North souligne qu'une réalité regrettable de ces catastrophes climatiques et environnementales est que ce sont les populations vulnérables qui souffrent le plus. «Les personnes qui vivent déjà dans la pauvreté ou qui subissent déjà des discriminations ont généralement le pire», a-t-elle déclaré.

Les responsables du Cap font des efforts pour aider les populations vulnérables pendant cette crise, selon Wolski. Par exemple, la ville prévoit de maintenir l’eau dans les quartiers les plus pauvres et des groupes ont également commencé à organiser et à planifier des livraisons d’eau aux personnes âgées le jour zéro. Un centre d’opérations en cas de catastrophe aidera à résoudre les problèmes et permettra aux centres de distribution d’eau de fonctionner aussi bien que possible.

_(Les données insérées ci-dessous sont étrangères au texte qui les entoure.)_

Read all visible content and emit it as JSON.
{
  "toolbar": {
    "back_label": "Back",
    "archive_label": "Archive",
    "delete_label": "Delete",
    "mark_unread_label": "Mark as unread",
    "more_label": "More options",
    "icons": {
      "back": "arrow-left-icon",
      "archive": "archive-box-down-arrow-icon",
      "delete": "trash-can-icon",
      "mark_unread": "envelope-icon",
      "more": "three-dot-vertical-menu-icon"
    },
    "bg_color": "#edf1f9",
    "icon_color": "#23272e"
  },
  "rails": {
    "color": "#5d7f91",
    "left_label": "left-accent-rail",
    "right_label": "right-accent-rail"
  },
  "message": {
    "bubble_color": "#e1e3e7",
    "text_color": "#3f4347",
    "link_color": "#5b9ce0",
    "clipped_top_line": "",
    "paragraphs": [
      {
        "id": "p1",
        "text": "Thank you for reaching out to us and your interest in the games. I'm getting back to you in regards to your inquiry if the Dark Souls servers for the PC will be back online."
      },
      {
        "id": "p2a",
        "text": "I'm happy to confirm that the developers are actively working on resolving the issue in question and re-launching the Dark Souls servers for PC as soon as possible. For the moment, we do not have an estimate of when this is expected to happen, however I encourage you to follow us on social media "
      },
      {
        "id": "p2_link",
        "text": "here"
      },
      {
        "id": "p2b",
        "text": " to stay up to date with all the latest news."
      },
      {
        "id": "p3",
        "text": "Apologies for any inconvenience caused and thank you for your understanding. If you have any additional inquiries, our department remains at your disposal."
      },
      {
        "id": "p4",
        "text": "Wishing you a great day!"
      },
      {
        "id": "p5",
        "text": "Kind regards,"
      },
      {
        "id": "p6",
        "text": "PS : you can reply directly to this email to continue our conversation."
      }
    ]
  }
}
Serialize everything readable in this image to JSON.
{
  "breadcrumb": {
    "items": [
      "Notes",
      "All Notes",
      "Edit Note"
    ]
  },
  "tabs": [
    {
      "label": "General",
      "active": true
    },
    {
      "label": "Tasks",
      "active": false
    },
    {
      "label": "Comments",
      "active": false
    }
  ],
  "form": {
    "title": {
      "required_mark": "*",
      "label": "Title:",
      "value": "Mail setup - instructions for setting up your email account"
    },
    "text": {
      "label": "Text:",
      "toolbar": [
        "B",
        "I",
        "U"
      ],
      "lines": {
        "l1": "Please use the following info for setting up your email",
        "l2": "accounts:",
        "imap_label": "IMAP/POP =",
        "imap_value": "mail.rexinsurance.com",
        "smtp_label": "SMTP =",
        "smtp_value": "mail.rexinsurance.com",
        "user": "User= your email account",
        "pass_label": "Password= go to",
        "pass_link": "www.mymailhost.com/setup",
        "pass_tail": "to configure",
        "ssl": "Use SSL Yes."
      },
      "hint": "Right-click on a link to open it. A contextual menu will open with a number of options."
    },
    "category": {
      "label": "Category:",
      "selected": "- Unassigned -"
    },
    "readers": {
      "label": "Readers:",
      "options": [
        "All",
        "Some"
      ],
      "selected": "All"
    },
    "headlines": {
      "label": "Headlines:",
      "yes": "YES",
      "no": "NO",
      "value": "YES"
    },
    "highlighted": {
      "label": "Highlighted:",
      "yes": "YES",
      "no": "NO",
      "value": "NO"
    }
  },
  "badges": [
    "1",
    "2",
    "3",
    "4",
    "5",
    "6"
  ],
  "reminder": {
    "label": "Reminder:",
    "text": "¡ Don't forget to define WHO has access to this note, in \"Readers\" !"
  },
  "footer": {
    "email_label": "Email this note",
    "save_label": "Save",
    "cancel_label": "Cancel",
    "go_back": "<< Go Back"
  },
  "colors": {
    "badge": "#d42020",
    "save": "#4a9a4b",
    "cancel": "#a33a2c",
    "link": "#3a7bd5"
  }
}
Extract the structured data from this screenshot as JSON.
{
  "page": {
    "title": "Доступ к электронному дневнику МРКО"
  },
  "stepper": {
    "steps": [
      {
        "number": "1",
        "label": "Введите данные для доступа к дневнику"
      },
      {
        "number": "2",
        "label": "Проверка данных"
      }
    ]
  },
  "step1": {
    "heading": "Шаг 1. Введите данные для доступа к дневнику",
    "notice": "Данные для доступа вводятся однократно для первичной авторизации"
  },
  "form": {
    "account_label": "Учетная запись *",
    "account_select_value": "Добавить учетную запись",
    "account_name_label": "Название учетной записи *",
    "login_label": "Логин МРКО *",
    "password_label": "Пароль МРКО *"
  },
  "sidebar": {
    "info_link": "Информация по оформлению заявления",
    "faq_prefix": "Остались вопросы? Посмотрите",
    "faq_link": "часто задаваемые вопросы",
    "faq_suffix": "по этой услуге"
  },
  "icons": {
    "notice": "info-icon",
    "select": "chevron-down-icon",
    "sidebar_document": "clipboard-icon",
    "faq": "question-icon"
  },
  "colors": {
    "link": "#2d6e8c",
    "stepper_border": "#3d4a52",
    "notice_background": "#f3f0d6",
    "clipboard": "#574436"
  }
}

La saison des pluies reprendra en mai, mais même en cas de sécheresse, la précarité de la dépendance à l'égard de l'eau de pluie demeurera. La ville travaillera dans les mois à venir pour diversifier les sources d’eau alors qu’elle creuserait des nappes phréatiques et établirait des usines de dessalement. Néanmoins, il faudra probablement au moins deux ans pour que les réservoirs se remplissent, explique Wolski, de sorte que les restrictions en matière d’eau ne seront probablement pas levées de si tôt.

Wolski ne connaît qu'une poignée d'autres qui sont allés à l'extrême de rénover leur piscine comme il l'a fait, mais il a dit que les gens progressaient d'une autre manière. Certains résidents ayant des forages privés ont proposé de partager l’eau avec d’autres, et c’est ce type de comportement qui lui donne de l’espoir en ces temps difficiles.

«Il faut rester positif dans ce type de situation», déclare Wolski.

Qu'y a-t-il derrière les problèmes d'eau du Cap?